へブル人への手紙4章15~16節には、次のような御言葉があります。「私たちの大祭司は、私たちの弱さに同情できない方ではありません。罪は犯されませんでしたが、すべての点で、私たちと同じように、試みに会われたのです。ですから、私たちは、あわれみを受け、また恵をいただいて、おりにかなった助けを受けるために、大胆に恵みの御座に近づこうではありませんか。」
キリストは、私たち人間の弱さに同情できない方ではありません。私たちを思いやることができます。なぜなら、ご自身があらゆる試練に直面され、そこを通られたからです。キリストは私たちの弱さ、罪、醜さ、愚かさのすべてを知られ、理解してくださいます。だから安心して、喜んで恵みの御座に近づかなければなりません。
時として私たちはこのような試練に会うとき、「神がおられるならどうしてこんな苦しみに会わせるのだ」と、神を呪い、信仰から離れてしまうことさえありますが、そんな私たちのためにこそ逃れ町が用意されておられるということを知り、そこに身を寄せなければなりません。そして、私たちを完全に理解してくださる主のあわれみと恵をいただいて、立ち上がらせていただきたいと思うのです。聖書を見ると、そのようにして人生をやり直した多くの聖徒たちのことが記されてあります。
たとえば、パウロはどうでしょう。彼は非の打ちどころがないほどのパリサイ人で、正義感に燃え、それ故クリスチャンを迫害し、牢に投げ込み、殺害していきました。しかしダマスコに向かう途中で、復活のキリストと出会い、数年に及ぶアラビヤでの悔い改めの期間を経て、やがて世界的なキリスト教の指導者として用いられていきました。パウロはキリストによって新しい人生をやり直した人物の典型です。パウロはこのように言いました。「だれでもキリストのうちにあるなら、その人は新しく造られた者です。古いものは過ぎ去って、見よ、すべてが新しくなりました。」(Ⅱコリント5:17)
ペテロもそうです。彼もまた、主イエスを三度も否むという大きな過ちを犯しましたが、主の前に悔い改めて立ち直りました。そして、イエス様のあの言葉にあるように、イエス様のとりなしによって立ち直った彼は、兄弟たちを力づけてやる者へとなりました。パウロのように、ペテロのように、イエス・キリストは人々が立ち直り、やりなおすことを願っておられるのです。
旧約聖書における最高の指導者の一人であるモーセもそうです。彼は民族愛に燃え、ある日エジプト人を撃ち殺し、それがばれるのを恐れてミデヤンの地へのがれました。しかし、40年の荒野での空白期間を経て、神はモーセをイスラエルの解放者として召されました。
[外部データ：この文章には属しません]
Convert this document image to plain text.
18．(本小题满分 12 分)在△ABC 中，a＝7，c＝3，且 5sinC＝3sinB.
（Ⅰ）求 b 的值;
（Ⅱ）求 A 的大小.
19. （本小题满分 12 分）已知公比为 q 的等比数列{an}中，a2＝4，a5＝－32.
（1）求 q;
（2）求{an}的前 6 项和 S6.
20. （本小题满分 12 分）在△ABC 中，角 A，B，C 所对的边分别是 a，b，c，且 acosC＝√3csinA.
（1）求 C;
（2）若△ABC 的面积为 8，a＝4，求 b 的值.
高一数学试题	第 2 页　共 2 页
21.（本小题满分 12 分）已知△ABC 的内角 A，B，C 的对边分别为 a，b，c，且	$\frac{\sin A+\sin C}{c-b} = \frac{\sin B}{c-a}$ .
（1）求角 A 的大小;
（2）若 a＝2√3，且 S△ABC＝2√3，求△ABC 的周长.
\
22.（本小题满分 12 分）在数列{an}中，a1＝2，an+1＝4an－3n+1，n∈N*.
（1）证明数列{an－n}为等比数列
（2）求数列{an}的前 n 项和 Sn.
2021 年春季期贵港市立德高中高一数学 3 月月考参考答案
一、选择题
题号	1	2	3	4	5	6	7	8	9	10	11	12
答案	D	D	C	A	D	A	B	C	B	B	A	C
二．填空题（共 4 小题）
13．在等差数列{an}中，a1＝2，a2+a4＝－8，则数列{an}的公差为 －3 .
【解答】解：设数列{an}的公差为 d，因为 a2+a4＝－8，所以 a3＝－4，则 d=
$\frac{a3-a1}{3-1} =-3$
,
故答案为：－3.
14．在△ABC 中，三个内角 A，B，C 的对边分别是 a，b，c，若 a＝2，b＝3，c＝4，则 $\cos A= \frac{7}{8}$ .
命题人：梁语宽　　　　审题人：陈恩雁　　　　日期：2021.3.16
モーセもまた、失敗してもやり直した人物です。
またイスラエルの最大の王であったダビデは、バテ・シェバと姦淫の罪を犯し、その罪をもみ消そうと夫エリヤを戦場の最前線に送り込ませて殺しました。彼は道徳的に失敗し、家庭的にも失敗し、子供たちの反逆にも遭いましたが、その度に悔い改めて神の恵みにすがりました。その結果彼はその罪を許していただき、再びやりなおすことができたのです。
このように聖書は繰り返し人生をやり直した人物にスポットを当てています。神が用いられる人とは失敗やあやまちを犯さない人ではなく、そうした失敗やあやまちを犯しても悔い改めて神のあわれみにすがる人のことであり、そのようにして人生をやりなおした人なのです。その失敗が大きければ大きいほど、神はそれに比例してその人を大きく用いていかれたのです。
まとめてみると、この逃れの町が示していることはこれです。「時が満ち、神の国は近くなった。悔い改めて福音を信じなさい。」(マルコ1:15)
これは、主イエスの宣教の第一声です。それは、「時が満ち、神の国は近くなった。悔い改めて福音を信じなさい。」(マルコ1:15)でした。これは、イエスを信じて、もう一度やり直しなさい、ということです。逃れの町であられるイエスの下に逃れるなら、あなたももう一度やり直すことができる。これが福音です。神の福音は私たちを立ち直らせることができます。あなたも悔い改めて、主イエスを信じてください。主イエスにあって、あなたも必ずやりなおすことができるのです。